Kostis Protopapas, Artistic Director
Rossini’s The Barber of Seville is opera’s perfect comedy. Just the overture alone is enough to bring a smile to every face. As soon as the curtain rises, we are introduced to a gallery of delightful characters, some charming, some exuberant and some, well… grumpy. All of them have great tunes to sing, in Rossini’s florid bel canto style, and they throw themselves into a romp of trickery, disguise, intrigue and misunderstandings. At the end, young love and good spirits triumph and the grumpy reluctantly acquiesce.
Dead Man Walking is the most successful American opera of the last ten years. It is based on the autobiographical bestseller by Sister Helen Prejean, which also inspired the award-winning film starring Susan Sarandon and Sean Penn. It is the true story of a nun – Sister Helen herself- who becomes the spiritual advisor of a convicted murderer on death-row in 1980’s Louisiana. It is a quintessentially American story, told by composer Jake Heggie in a characteristically American musical idiom. It is both accessible and stirring. The opera takes us on a musical journey through complicated emotional and moral issues, and delivers a punch that lingers for days.

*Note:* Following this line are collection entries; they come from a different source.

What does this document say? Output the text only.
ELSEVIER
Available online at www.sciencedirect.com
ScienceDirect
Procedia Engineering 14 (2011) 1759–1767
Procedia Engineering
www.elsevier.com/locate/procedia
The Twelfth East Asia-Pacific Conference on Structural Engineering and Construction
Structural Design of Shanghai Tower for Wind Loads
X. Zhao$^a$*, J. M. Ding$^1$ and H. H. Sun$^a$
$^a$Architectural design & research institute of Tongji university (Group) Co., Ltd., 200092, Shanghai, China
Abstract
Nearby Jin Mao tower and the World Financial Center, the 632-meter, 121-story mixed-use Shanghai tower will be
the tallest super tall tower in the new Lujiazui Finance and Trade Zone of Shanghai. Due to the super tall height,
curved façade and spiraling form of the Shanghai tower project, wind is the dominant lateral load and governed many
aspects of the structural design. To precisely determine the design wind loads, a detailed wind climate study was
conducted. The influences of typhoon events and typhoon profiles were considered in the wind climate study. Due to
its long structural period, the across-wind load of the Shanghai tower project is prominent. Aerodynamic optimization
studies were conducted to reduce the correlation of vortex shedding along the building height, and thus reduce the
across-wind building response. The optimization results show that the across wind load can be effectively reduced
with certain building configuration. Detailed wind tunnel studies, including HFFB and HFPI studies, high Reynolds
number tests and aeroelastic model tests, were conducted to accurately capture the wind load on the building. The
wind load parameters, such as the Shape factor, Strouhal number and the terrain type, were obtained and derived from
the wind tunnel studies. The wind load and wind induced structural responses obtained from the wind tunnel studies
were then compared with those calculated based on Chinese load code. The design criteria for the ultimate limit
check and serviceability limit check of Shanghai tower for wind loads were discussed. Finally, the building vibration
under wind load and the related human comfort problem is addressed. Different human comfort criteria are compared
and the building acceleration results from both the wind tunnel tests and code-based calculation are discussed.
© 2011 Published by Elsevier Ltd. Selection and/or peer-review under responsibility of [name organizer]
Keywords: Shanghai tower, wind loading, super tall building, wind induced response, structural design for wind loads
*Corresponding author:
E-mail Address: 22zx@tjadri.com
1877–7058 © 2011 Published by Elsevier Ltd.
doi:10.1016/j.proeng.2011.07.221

The season’s last opera, by that great musical puppeteer of the heartstrings, Puccini, unfolds a heartbreaking story, set to luscious romantic music against the backdrop of exotic 19th century Japan. A beautiful young geisha, Cio-Cio-San, falls in love with a dashing American naval officer, who marries her before leaving to return to America. She spends three years awaiting his return, only to find out that her hope was in vain. He returns married to another woman. It is one of Puccini’s most opulent scores, where full-throated melodies are spread
against a luxurious orchestral fabric, accented by exotic percussion sounds and authentic Japanese tunes.